Une solution provisoire, car, en Turquie, la loi oblige chaque citoyen masculin à effectuer un service militaire (d'une durée de six à douze mois) avant l'âge de 40 ans. Les appelés viennent ainsi gonfler les effectifs de la deuxième armée de l'OTAN. Après un entraînement militaire intensif, ces recrues temporaires sont affectées à différentes missions, le plus souvent de surveillance. Une perspective qui n'enchante pas Metincan : « Faire l'armée, cela représente pour moi une perte de temps. Je refuse de passer mes journées debout à attendre, un fusil à la main. »

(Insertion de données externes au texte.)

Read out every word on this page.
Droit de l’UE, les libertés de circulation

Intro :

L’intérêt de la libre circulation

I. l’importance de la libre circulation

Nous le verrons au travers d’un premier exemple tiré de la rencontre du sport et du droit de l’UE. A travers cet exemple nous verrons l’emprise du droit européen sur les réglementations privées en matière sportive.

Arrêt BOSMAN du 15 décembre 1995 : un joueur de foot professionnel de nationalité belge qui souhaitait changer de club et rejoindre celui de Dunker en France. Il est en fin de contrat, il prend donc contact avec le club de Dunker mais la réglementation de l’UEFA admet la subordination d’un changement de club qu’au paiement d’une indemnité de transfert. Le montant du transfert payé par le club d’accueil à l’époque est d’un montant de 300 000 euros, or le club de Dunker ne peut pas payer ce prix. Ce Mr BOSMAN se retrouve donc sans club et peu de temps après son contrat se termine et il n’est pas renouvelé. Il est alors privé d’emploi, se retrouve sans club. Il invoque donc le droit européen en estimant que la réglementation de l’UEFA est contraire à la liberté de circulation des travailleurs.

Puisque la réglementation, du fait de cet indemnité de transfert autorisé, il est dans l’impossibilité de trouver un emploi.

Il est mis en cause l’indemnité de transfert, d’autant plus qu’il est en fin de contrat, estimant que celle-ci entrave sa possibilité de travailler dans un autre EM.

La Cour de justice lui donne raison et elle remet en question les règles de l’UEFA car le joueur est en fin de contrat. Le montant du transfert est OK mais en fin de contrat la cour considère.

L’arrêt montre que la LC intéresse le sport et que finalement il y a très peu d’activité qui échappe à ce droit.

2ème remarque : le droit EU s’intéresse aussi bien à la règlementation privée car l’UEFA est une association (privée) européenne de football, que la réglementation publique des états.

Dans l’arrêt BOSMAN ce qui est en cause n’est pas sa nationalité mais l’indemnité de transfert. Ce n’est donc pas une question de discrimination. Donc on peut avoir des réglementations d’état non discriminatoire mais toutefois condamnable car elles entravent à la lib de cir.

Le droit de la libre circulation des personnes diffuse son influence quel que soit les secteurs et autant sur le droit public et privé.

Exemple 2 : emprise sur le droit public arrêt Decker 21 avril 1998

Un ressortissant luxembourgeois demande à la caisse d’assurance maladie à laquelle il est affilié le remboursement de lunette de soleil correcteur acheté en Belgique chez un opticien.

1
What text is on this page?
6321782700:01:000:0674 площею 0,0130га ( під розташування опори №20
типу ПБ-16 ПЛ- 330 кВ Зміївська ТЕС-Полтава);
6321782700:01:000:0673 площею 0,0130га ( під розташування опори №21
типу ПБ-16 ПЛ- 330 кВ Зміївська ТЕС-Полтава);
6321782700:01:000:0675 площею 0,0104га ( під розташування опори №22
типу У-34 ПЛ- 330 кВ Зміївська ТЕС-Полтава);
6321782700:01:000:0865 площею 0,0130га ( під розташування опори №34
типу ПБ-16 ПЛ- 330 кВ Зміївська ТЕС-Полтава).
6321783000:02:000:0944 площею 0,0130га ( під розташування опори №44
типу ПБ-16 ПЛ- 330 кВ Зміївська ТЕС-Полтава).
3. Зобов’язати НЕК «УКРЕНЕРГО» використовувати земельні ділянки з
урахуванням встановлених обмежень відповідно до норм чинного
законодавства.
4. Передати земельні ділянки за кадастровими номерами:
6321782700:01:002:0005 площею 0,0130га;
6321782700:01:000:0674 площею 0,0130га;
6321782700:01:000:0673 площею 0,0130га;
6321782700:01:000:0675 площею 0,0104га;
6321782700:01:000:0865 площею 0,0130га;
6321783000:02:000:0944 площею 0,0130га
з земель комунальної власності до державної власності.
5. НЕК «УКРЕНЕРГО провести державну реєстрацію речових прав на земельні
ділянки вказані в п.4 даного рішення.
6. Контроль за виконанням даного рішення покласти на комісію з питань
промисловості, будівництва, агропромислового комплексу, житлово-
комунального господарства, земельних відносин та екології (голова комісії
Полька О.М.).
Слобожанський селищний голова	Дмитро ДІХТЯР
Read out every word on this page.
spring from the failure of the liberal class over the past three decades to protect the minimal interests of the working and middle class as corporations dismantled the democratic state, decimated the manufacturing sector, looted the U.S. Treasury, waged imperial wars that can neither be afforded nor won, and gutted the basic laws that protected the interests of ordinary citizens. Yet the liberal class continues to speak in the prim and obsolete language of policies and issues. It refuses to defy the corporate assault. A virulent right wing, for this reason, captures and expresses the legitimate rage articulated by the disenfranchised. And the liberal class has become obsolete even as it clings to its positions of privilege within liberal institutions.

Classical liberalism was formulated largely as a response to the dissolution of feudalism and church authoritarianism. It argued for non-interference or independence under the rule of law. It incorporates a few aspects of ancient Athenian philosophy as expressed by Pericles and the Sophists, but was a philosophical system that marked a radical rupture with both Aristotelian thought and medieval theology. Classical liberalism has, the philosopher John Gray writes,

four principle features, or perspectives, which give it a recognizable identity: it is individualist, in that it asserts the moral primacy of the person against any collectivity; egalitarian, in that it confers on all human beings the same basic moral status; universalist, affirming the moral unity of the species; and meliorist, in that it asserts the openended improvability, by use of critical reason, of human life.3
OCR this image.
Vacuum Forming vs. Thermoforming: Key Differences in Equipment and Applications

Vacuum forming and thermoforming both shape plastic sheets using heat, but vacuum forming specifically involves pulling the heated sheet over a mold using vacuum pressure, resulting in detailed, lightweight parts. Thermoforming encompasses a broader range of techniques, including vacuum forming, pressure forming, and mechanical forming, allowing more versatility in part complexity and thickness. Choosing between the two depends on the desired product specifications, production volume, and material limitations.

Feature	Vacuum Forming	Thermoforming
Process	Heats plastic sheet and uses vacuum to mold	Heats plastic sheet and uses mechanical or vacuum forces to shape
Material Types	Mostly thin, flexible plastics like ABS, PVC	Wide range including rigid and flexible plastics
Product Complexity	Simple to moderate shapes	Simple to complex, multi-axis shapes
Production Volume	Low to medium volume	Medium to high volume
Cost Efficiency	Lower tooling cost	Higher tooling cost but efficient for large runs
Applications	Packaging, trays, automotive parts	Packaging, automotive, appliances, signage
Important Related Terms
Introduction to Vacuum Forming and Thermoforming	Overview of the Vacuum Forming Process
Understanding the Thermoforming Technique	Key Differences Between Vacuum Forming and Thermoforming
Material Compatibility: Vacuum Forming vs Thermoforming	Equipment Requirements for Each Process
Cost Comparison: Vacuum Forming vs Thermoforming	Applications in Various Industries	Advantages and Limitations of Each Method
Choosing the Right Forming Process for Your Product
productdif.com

Pourtant, en Turquie, l'armée est historiquement une institution respectée, gardienne de l'idéologie d'Atatürk (le fondateur de la République en 1923) et de la laïcité. En près de cent ans, il est arrivé plusieurs fois aux militaires d'intervenir, parfois violemment, dans la vie politique du pays ; soit en fomentant des coups d'État, soit en s'opposant publiquement à la nomination d'un dirigeant jugé trop religieux. Au sein de la société turque, « faire son service » a longtemps représenté une sorte de rite initiatique, transformant le jeune adulte en citoyen. Mais, depuis l'arrivée au pouvoir en 2003 de l'AKP, le parti islamo-conservateur, la donne a changé. Recep Tayyip Erdogan, alors Premier ministre, veut une armée loyale et proche de ses idées. Il lance une série de procès afin de mettre sur la touche les haut gradés soupçonnés d'infidélité. La tentative manquée de coup d'État en juillet 2016 lui donnera l'occasion de purger le corps militaire dans son ensemble.

 

« Gavé de hamburgers pendant des mois »
Depuis cette reprise en main de l'armée par le pouvoir exécutif, beaucoup de jeunes gens éduqués – comme Metincan – cherchent par tous les moyens à se soustraire à leurs obligations militaires. Certains tentent de se faire déclarer inaptes par les médecins en charge du recrutement. « J'ai un ami qui s'est gavé de hamburgers pendant des mois afin d'être réformé pour obésité, raconte Metincan, mi-amusé, mi-dépité. À la fin, il pesait 120 kilos et a été jugé trop gros pour faire son service. Le problème, c'est que maintenant il ne doit plus maigrir car il est recontrôlé chaque année ! » Autre solution ? Se faire passer pour fou ou gay, l'homosexualité étant considérée en Turquie comme un désordre psychologique. Mais, là encore, les candidats doivent se soumettre à des tests drastiques et parfois humiliants. S'ils sont jugés inaptes, les dispensés se voient finalement remettre un certificat les qualifiant de « çürük », littéralement « pourri » en turc. Une étiquette qui les suivra toute leur vie. Enfin, dernière option, à condition d'en avoir les moyens : payer ! Pour renflouer ses caisses, le gouvernement turc autorise parfois certaines tranches d'âge à se faire exempter en échange d'environ 5 000 euros (soit plus de dix fois la valeur du salaire minimum en Turquie).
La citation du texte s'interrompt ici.